We, as creatives, run up against the same three problems over and over again. They are:

  1. A super tight creative box.
  2. Zero creative box.
  3. No problem to solve.

Let’s attack these notions one at a time.


Let’s talk about the tightest creative box in the history of modern cinema: Bruce the Mechanical Shark from “Jaws.” (Yes, the robot shark was nicknamed Bruce.) When Bruce the shark simply would not work, Steven Spielberg and company didn’t pack it in. Even though at one point the shark—which was attached to a jib arm, rolling on a dolly track on the ocean floor—fell over and ramrodded itself into the sand and rocks head-first, denting its face, they didn’t throw up their hands. They got to work.

They rewrote the script, they added new subplots as to avoid using the shark, they worked on the shark, they developed new props. They concepted new ways of showing the shark, without, you know, showing the shark. That’s where we got the yellow barrels and the now iconic fin. (BTW, this amazing prop was nothing but a rubber fin nailed to a piece of wood that they dragged behind a boat.)

It was this lack of shark that turned Jaws from a schlocky b-movie horror film into the all-time suspense classic it became.

THE LESSON: Don’t despair. There’s always another idea. And often, it’s a better idea.


Now that we’ve talked about sharks, let’s move on to wizards and witches. Take the Harry Potter books. Over the course of the saga’s seven volumes, the length of each book increased and increased and increased again.

UX Editions
Philosopher’s Stone – 223 pages
Chamber of Secrets – 251 pages
Prisoner of Azkaban – 317 pages
Goblet of Fire – 636 pages
Order of the Phoenix – 766 pages
Half-Blood Prince – 607 pages
Deathly Hallows – 607 pages

The seventh book was about 3x longer than the first one. Want to venture a guess why? I’ve got one. It’s because after the global success of these novels, there was not a single person on the planet who could tell J.K. Rowling what to do. And the books got longer and more bloated and there was one whole book where Harry was yelling at everybody the whole time.

THE LESSON: Total creative freedom can be its own limitation.

Need another piece of evidence? The Star Wars Prequels. Like Rowling, George Lucas could do WHATEVER he wanted with the prequels. And when you can do whatever you want, you often end up doing things you shouldn’t. To wit, there is a 10 minute and 46 second version of the pod race in Episode 1. Ten minutes and 46 seconds! All to tell us that Anakin has Jedi reflexes. Which we already knew, all the way back in 1977, when we first met Darth Vader. (Sorry. Spoiler alert. Anakin is Darth Vader.)


Far too often, we are told to “Go do something creative.” Boy, what shit advice that is. Because we, like filmmakers and novelists, are not really in the “creativity” business. We are in the problem-solving business.

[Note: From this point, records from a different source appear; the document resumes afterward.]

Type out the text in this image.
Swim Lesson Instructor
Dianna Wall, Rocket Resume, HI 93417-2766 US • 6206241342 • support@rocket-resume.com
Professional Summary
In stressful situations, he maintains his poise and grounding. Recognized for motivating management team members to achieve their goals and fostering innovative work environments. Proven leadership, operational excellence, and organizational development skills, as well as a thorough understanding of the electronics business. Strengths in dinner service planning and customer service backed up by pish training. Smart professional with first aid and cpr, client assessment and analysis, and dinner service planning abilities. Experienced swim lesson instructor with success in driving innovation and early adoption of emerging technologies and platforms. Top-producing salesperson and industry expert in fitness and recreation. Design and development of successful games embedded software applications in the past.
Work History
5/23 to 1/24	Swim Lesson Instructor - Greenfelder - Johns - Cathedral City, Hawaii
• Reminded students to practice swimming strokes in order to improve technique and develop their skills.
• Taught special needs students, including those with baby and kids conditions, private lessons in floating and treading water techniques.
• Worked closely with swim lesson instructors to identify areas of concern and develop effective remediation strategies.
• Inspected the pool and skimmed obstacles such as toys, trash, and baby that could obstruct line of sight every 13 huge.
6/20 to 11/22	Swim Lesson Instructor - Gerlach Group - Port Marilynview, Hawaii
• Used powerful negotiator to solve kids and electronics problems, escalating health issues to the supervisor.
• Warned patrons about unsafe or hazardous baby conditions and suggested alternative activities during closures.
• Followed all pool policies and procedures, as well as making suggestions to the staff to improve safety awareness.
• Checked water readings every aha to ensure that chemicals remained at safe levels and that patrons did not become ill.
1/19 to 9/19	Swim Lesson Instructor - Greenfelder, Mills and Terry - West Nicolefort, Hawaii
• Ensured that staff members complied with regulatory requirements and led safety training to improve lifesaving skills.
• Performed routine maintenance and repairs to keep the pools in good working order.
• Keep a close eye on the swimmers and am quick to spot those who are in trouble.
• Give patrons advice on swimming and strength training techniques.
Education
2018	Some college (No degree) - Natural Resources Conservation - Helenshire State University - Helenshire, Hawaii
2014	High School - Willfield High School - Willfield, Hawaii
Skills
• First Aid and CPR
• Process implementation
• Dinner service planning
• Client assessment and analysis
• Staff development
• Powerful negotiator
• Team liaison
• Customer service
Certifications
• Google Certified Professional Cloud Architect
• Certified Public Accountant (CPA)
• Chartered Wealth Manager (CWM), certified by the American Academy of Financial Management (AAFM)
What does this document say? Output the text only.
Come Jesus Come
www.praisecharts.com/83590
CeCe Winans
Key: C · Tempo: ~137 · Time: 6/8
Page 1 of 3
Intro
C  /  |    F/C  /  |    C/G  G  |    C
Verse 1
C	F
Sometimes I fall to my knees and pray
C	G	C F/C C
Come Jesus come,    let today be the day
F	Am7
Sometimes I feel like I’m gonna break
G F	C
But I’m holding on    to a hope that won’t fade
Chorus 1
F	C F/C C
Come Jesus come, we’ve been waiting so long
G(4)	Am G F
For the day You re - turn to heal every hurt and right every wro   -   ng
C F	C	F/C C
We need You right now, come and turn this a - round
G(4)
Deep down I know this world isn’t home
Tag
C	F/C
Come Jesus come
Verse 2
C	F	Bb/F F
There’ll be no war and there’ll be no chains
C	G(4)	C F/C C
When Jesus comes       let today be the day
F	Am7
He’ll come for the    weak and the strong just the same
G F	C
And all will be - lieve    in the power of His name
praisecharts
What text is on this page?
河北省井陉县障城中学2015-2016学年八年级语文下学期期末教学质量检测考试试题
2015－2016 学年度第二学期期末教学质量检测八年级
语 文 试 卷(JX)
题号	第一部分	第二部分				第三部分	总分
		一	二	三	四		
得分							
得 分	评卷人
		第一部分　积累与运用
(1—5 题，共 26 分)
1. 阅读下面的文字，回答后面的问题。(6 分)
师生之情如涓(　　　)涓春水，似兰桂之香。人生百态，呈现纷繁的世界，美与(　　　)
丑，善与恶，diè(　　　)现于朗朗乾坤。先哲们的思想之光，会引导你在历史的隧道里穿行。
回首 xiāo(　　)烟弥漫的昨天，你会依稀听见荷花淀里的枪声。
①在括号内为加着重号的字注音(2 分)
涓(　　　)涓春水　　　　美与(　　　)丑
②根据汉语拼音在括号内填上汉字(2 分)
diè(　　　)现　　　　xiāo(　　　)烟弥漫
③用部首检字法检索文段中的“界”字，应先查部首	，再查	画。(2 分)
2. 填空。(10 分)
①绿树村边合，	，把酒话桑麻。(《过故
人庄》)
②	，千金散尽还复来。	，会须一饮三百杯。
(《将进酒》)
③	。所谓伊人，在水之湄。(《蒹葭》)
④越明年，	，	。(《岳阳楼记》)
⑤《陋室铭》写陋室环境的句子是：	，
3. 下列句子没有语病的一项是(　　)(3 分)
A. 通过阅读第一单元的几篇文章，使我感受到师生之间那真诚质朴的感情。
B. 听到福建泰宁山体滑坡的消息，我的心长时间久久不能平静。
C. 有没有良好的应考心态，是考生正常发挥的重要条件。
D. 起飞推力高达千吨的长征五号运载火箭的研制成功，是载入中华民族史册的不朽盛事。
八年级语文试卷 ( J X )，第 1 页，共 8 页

Now, marketing and advertising is our chosen vehicle to solve those problems. But we are not just making stuff to make stuff, we are designing solutions to problems. Remember when I said that creativity is problem solving with relevance and novelty? Well, to solve a problem you first need (wait for it) a problem.

To be creative you need a problem. That’s why we love working with strategists. The good ones often turn data into insights that produce problems for us to solve. Without a problem to solve, we just blow along with the breeze. And that doesn’t help us or anyone else.

THE LESSON: Find your own problems.

If there is no brief, write your own. If there is no insight, uncover your own. Pester the strategists. If there is no strategist, become your own. Think like the customer. And then shackle yourself. Time box yourself. Limit the amount and kind of artwork you can use. Limit the types of expressions you can use. Even better, pick up a pencil and a piece of paper. If you can’t write it and draw it, go back and start again with a new idea.

THE LAST THING: When you make it harder, you actually make it easier.

And remember that no matter how hard it is to come up with cool ideas that solve problems, and while it is super hard most days, THAT’S OUR JOB. THAT’S WHAT WE’RE HERE TO DO.

And that, my friends, is pretty cool.